Modulation of pulmonary blood flow in patients with acute respiratory failure
2023, Nitric Oxide - Biology and ChemistryImpairment of ventilation and perfusion (V/Q) matching is a common mechanism leading to hypoxemia in patients with acute respiratory failure requiring intensive care unit (ICU) admission. While ventilation has been thoroughly investigated, little progress has been made to monitor pulmonary perfusion at the bedside and treat impaired blood distribution. The study aimed to assess real-time changes in regional pulmonary perfusion in response to a therapeutic intervention.
Single-center prospective study that enrolled adult patients with ARDS caused by SARS-Cov-2 who were sedated, paralyzed, and mechanically ventilated. The distribution of pulmonary perfusion was assessed through electrical impedance tomography (EIT) after the injection of a 10-ml bolus of hypertonic saline. The therapeutic intervention consisted in the administration of inhaled nitric oxide (iNO), as rescue therapy for refractory hypoxemia. Each patient underwent two 15-min steps at 0 and 20 ppm iNO, respectively. At each step, respiratory, gas exchange, and hemodynamic parameters were recorded, and V/Q distribution was measured, with unchanged ventilatory settings.

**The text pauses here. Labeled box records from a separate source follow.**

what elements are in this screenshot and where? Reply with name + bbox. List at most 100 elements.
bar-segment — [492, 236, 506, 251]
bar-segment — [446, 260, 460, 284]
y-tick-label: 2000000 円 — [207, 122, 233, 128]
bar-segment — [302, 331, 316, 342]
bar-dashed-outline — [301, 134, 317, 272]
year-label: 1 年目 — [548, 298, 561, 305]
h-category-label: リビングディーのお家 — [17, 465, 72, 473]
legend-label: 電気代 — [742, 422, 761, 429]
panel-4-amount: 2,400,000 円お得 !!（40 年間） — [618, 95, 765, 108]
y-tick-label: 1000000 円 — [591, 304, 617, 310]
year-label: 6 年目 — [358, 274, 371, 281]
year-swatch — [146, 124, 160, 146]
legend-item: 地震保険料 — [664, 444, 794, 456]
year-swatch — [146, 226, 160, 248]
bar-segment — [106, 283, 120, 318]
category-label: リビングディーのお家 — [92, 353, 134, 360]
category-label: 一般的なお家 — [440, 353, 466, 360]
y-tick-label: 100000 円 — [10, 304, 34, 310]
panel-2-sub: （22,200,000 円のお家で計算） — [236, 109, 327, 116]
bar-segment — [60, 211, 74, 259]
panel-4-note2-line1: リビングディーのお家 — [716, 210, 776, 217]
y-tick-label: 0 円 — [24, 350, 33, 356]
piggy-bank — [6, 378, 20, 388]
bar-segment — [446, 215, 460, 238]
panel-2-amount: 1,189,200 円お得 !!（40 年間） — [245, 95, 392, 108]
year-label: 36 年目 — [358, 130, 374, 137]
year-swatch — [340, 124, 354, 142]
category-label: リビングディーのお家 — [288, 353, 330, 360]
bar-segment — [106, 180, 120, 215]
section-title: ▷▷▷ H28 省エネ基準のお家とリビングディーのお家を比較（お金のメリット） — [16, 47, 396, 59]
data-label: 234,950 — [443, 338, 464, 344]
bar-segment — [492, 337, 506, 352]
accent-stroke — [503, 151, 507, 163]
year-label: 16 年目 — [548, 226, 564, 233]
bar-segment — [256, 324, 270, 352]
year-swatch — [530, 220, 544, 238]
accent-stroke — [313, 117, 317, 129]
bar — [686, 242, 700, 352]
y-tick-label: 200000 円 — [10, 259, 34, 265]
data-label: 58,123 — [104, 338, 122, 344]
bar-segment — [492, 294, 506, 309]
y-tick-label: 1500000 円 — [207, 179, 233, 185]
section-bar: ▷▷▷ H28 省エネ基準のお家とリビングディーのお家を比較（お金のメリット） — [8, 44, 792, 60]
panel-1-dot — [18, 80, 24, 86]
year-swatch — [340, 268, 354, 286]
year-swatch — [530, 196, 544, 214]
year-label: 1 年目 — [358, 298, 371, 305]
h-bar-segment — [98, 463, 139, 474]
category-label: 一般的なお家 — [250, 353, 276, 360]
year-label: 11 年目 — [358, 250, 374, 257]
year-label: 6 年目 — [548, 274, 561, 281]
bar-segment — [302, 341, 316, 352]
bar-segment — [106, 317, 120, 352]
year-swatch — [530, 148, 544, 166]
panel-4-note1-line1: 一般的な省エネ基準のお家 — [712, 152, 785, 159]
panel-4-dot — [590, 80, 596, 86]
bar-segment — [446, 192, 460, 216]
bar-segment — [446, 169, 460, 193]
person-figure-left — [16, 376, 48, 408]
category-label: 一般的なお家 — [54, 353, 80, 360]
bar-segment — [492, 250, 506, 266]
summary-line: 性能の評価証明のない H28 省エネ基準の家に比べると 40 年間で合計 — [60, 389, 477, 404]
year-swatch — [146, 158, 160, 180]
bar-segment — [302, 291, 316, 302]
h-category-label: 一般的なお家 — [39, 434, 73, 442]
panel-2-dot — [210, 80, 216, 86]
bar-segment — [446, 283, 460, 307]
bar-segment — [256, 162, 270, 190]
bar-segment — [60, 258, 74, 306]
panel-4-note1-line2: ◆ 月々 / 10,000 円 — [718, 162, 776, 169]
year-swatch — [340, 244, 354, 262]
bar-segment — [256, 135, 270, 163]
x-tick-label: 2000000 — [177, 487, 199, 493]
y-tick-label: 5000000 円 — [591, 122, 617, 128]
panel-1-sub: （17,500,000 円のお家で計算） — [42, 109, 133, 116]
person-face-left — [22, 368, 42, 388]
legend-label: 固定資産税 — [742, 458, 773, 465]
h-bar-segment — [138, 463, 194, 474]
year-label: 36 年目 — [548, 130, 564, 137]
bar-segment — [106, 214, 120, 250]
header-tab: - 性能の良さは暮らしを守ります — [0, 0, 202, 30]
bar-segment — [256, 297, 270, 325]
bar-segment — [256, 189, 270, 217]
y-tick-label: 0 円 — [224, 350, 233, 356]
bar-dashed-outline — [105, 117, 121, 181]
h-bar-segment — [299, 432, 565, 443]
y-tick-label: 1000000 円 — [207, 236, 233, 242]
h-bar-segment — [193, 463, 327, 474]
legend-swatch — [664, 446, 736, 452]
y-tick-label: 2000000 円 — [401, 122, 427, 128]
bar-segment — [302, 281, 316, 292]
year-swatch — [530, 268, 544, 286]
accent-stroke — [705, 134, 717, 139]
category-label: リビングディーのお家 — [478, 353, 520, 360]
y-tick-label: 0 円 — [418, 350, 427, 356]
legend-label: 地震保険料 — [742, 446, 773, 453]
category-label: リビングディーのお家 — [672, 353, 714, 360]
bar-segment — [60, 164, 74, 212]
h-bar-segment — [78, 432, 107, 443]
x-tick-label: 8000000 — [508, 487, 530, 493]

Ten 65 [56–75] years old patients with moderate (40%) and severe (60%) ARDS were studied 10 [4-20] days after intubation. Gas exchange improved at 20 ppm iNO (PaO2/FiO2 from 86 ± 16 to 110 ± 30 mmHg, p = 0.001; venous admixture from 51 ± 8 to 45 ± 7%, p = 0.0045; dead space from 29 ± 8 to 25 ± 6%, p = 0.008). The respiratory system's elastic properties and ventilation distribution were unaltered by iNO. Hemodynamics did not change after gas initiation (cardiac output 7.6 ± 1.9 vs. 7.7 ± 1.9 L/min, p = 0.66). The EIT pixel perfusion maps showed a variety of patterns of changes in pulmonary blood flow, whose increase positively correlated with PaO2/FiO2 increase (R2 = 0.50, p = 0.049).
The assessment of lung perfusion is feasible at the bedside and blood distribution can be modulated with effects that are visualized in vivo. These findings might lay the foundations for testing new therapies aimed at optimizing the regional perfusion in the lungs.